As a child, my mother (an artist) advocated every art form. We sung, danced, drew, painted and sculpted. Before I walked or crawled she held a crayon in my hand and we drew pictures together. My early memories of her are limited to a few brief glimpses of my hands in hers, working and creating. When she passed (I was three) the arts took on a new meaning. They became therapeutic. I felt near to her when I was making. Art became my medium—my communion.
For fifteen years the arts flourished in my life, and then, when my father passed at 18, the arts were knocked out of me. I craved for safety. Security and practicality took precedence over all else. I felt I no longer had time to indulge in crafts. Perhaps I feared wading through my own emotions, or perhaps, somehow, I even drew a parallel between my perceived artistic self-absorption and my father’s passing. I’m not quite sure. I placed my passion on a sacrificial altar, of sorts, and didn’t touch it for nearly three years.
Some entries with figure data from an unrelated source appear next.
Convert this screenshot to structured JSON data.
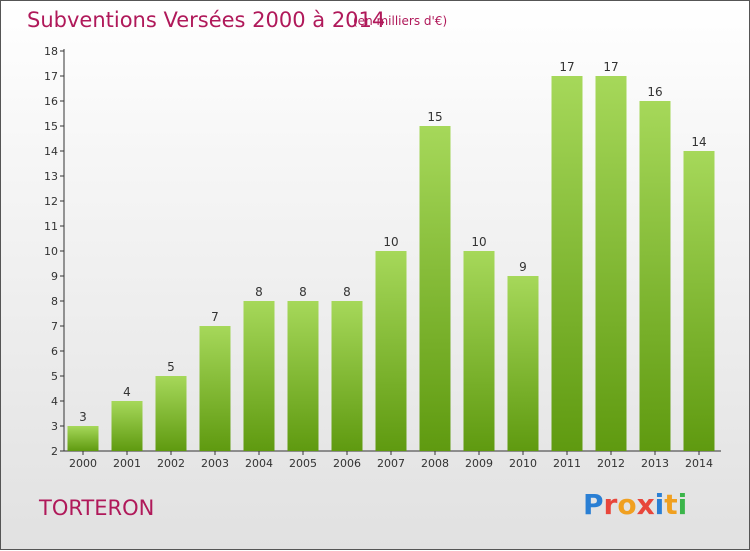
{
  "header": {
    "title": "Subventions Versées 2000 à 2014",
    "subtitle": "(en milliers d'€)"
  },
  "footer": {
    "commune": "TORTERON",
    "logo_letters": [
      "P",
      "r",
      "o",
      "x",
      "i",
      "t",
      "i"
    ],
    "logo_colors": [
      "#2a7fd4",
      "#e8463b",
      "#f0a020",
      "#e8463b",
      "#2a7fd4",
      "#f0a020",
      "#3bb54a"
    ]
  },
  "colors": {
    "title": "#b0195a",
    "bar_light": "#a6d85a",
    "bar_dark": "#5f9a10",
    "axis": "#333333"
  },
  "chart_data": {
    "type": "bar",
    "title": "Subventions Versées 2000 à 2014",
    "categories": [
      "2000",
      "2001",
      "2002",
      "2003",
      "2004",
      "2005",
      "2006",
      "2007",
      "2008",
      "2009",
      "2010",
      "2011",
      "2012",
      "2013",
      "2014"
    ],
    "values": [
      3,
      4,
      5,
      7,
      8,
      8,
      8,
      10,
      15,
      10,
      9,
      17,
      17,
      16,
      14
    ],
    "ylim": [
      2,
      18
    ],
    "yticks": [
      2,
      3,
      4,
      5,
      6,
      7,
      8,
      9,
      10,
      11,
      12,
      13,
      14,
      15,
      16,
      17,
      18
    ],
    "xlabel": "",
    "ylabel": "",
    "grid": false,
    "data_labels": true
  }
}
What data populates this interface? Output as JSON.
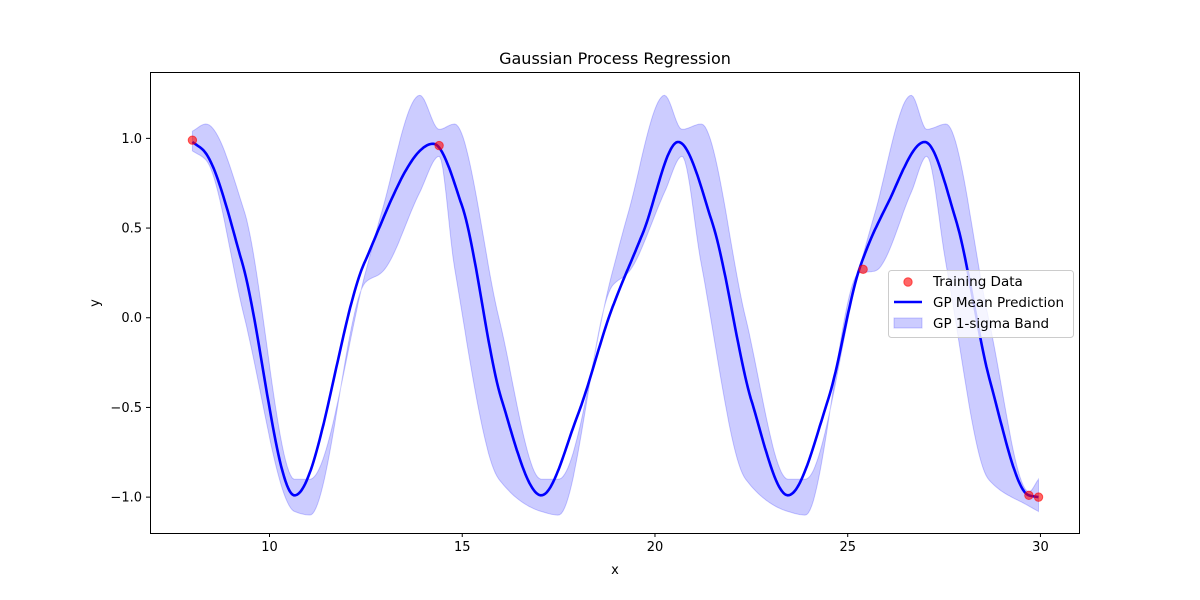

There wasn’t a particular event that made me return. Perhaps it was just the mounting pressure, like an old rickety dam about to burst. But one day, for whatever reason, I picked up a pencil and began to draw. My heart pounded.
Art became the fire of my bones once more. I finished a BFA and threw myself immediately into a grad program in art education.
I’m not sure where I’ll end up. I’m not sure about a lot of things.
But I am sure of one thing—my heart is pounding still.